Now, on the ninth day, when we had still not seen a rhino—or even a fresh rhino print—we took a layover day in the heart of Palmwag, where SRT runs commercial rhino-tracking expeditions. We loaded into Land Rovers and went driving. Five hours later we’d still not found a new track. It was getting hot. One of the vehicles got its third flat tire and would have to return to Palmwag Lodge for spares. We were becoming skeptical and frustrated. "I could be taking photos of naked girls in Cape Town right now," muttered the photographer. But then, as we sipped our tea in the shade, Dansiekie found a print.

We set out on foot after lunch, up a wide sandy wash. The wind blew in our faces—a good thing. Rhinos are nearly blind, but with acute senses of smell and hearing, they can detect intruders upwind and are then more inclined to charge first and ask questions later. Unlike its cousin, the white rhino, which congregates in groups and makes for easier viewing in Africa’s many game parks, the black rhino does not mix with other animals. (Both species are actually the same color: gray. "White rhino" is a misnomer from the Afrikaans word for "wide," which, once mistranslated by the British, led to the other species being called "black." Actually, the main physical difference is that the white rhino has a wide lower lip, useful for grazing grasses, while the black has a thin angular lip, better for browsing from tree limbs.)

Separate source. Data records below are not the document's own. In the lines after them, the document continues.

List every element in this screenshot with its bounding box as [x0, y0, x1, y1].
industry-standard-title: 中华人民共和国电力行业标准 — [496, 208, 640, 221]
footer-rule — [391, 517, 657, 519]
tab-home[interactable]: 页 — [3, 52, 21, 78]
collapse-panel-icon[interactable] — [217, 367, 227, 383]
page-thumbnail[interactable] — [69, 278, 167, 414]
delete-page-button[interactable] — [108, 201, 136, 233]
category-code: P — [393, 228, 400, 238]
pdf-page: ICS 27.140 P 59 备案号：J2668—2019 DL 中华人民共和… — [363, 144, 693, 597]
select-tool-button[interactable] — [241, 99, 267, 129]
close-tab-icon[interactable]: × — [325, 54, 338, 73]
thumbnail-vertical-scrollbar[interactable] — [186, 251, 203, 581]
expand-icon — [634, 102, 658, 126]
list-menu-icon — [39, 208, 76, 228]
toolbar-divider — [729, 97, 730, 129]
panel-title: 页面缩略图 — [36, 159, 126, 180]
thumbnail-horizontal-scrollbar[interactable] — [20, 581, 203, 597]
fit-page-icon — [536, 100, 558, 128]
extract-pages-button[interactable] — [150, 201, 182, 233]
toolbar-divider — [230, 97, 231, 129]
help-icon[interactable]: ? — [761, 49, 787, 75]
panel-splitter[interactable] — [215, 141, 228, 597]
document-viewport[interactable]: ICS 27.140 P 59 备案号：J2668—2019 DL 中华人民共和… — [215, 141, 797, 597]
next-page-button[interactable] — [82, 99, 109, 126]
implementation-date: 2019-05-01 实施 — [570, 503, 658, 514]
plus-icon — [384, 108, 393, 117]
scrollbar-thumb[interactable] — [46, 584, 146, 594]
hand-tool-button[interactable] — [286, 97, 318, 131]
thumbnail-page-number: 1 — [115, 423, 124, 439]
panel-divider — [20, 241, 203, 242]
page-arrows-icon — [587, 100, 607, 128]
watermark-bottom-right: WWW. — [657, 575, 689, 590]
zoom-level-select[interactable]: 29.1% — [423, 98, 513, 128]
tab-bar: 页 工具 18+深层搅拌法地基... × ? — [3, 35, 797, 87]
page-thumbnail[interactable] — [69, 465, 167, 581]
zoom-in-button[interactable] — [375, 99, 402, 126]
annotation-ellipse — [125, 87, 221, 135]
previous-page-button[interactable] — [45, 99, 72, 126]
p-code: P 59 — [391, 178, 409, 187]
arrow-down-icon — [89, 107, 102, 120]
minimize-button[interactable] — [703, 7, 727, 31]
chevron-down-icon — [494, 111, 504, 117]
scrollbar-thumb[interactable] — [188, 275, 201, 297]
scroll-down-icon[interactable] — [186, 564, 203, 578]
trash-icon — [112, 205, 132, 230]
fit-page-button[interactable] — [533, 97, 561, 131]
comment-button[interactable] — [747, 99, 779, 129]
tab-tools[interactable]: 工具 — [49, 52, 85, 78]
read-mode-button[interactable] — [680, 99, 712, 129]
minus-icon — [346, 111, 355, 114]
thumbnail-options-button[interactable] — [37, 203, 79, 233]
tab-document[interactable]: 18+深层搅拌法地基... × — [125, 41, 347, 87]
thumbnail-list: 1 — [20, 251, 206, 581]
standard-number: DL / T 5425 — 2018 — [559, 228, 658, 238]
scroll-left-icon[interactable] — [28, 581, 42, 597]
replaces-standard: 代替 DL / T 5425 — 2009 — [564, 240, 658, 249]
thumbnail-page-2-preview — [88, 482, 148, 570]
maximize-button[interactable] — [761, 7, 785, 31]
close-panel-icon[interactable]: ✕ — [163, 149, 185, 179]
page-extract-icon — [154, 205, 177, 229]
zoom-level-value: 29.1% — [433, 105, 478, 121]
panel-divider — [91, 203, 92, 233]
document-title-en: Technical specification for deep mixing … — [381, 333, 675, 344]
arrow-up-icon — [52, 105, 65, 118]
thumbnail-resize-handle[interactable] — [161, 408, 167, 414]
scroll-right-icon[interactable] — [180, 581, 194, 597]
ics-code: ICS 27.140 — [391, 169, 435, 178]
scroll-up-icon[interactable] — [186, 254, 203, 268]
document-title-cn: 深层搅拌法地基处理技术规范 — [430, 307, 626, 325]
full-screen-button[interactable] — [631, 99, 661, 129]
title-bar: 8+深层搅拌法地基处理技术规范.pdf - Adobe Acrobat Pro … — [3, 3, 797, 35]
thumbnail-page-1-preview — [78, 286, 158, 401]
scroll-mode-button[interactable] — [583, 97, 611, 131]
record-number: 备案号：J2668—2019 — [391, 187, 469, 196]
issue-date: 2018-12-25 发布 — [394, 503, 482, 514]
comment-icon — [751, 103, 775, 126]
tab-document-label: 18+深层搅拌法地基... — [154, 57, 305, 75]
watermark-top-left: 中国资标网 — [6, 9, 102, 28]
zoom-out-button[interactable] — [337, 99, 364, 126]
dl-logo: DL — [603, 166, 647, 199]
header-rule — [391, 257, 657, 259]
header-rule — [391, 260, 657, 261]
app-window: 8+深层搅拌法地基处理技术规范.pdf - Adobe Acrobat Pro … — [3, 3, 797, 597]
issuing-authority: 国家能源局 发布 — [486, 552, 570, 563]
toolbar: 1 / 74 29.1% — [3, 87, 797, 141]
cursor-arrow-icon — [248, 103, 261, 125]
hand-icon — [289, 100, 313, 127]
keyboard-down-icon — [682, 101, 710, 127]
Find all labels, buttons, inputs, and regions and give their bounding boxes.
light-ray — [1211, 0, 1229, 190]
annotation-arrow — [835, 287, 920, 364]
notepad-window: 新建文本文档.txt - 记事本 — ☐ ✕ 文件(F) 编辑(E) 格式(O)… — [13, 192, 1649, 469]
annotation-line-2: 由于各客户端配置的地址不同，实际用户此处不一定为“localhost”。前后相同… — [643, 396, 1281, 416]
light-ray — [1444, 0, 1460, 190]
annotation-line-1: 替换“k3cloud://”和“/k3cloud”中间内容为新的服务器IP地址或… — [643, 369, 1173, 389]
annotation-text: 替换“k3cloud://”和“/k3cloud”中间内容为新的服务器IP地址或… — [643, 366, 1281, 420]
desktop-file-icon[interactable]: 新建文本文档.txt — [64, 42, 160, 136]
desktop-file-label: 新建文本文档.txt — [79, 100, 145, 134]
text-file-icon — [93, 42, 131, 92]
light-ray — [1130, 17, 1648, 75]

We hurried a half hour through the desert. I was at a near run keeping up with Mannetjie, Dansiekie, and another camel team tracker, Gottlieb Tjitana, as they crisscrossed a riverbed, losing the track then finding it again. Suddenly Mannetjie ducked into a crouch and violently waved us behind the spiky limbs of a euphorbia bush.

There it was! Tucked into the shade of another euphorbia, 300 feet in front of us, were the massive haunches of a black rhino, asleep standing up, perfectly still. Mannetjie’s face broke into a grin, a glimmer of silver in his teeth.